Anatomical Accuracy of Generative AI for Congenital Heart Disease Illustrations: Gemini NanoBanana Versus ChatGPT Models in a Blinded Comparative Study
Journal:
medRxiv
Published Date:
Feb 23, 2026
Abstract
Background Generative artificial intelligence (AI) systems are increasingly used to produce medical illustrations for education; however, their anatomical accuracy in complex domains such as congenital heart disease (CHD) remains insufficiently validated.

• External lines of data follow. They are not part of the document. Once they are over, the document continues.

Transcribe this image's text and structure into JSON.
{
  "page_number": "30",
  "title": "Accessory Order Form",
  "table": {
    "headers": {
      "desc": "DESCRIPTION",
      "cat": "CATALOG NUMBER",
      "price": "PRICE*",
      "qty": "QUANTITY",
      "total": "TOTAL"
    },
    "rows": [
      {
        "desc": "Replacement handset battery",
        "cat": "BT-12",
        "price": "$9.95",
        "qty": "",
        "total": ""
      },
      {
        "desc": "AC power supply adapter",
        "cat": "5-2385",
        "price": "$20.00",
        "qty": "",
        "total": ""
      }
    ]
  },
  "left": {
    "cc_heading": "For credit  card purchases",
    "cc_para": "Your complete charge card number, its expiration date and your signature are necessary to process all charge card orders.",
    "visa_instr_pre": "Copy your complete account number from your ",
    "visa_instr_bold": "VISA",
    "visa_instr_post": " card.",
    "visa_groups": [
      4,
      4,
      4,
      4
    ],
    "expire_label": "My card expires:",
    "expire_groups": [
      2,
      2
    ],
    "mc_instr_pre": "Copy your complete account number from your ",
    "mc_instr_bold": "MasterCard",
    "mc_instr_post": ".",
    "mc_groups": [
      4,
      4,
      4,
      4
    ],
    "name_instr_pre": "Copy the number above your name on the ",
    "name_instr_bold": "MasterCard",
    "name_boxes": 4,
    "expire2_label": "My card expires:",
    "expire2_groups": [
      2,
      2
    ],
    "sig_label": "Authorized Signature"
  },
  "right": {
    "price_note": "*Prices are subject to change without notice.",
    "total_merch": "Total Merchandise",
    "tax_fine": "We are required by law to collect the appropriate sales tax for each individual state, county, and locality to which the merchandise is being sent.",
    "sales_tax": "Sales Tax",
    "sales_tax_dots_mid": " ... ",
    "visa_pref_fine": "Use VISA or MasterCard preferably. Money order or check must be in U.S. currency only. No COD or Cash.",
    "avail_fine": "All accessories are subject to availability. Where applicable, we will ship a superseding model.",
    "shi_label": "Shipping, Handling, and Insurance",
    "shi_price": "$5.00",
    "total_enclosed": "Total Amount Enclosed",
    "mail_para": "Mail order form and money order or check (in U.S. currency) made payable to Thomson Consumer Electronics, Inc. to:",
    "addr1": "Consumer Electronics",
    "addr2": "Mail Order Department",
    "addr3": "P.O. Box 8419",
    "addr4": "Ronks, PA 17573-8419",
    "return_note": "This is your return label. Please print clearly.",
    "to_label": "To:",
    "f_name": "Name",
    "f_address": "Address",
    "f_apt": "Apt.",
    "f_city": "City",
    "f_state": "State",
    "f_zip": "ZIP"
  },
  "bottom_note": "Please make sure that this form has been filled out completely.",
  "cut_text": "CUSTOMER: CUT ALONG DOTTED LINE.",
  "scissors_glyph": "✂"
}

Methods In an assessor-blinded comparative study, we evaluated AI-generated CHD illustrations from two contemporary text-to-image platforms (ChatGPT-5/ChatGPT-Images and Gemini NanoBanana) against human-modified educational images. Twenty different CHD types were included, yielding 147 images that were assessed by 20 physicians (10 CHD experts and 10 non-specialists). Images were rated across four domains: anatomical accuracy, label usefulness, visual attractiveness, and suitability for medical education (total score range, 4-12). Results Among 2,940 total image evaluations, the human-modified images demonstrated the highest anatomical accuracy (48.3% rated accurate), followed by NanoBanana (22.7%), while ChatGPT-generated images were predominantly rated as fabricated or incorrect (86.3% for ChatGPT-5 and 85.2% for ChatGPT-Images; p<0.001). Educational usability "as is" was highest for the human-modified images (37.9%) compared with NanoBanana (13.1%) and ChatGPT platforms ([≤]2.1%; p<0.001). Median overall quality scores were 8 for the human-modified CHD images and NanoBanana, versus 4 for both ChatGPT systems (p<0.001). In multivariable analysis, NanoBanana images were the closest to the human-modified images in quality (95% CI, 0.91-0.98), while ChatGPT-Images (95% CI, 0.58-0.63) and ChatGPT-5 (95% CI, 0.55-0.59) showed marked quality reductions. Conclusions The current generative AI systems produced visually compelling but frequently anatomically inaccurate CHD illustrations, falling substantially short of the current educational standards. Model choice strongly influences performance, with Gemini NanoBanana outperforming ChatGPT-based systems yet remaining inferior to expert-designed human-modified images. AI-generated cardiac imagery should be used only within expert-reviewed educational workflows rather than as independent instructional resources.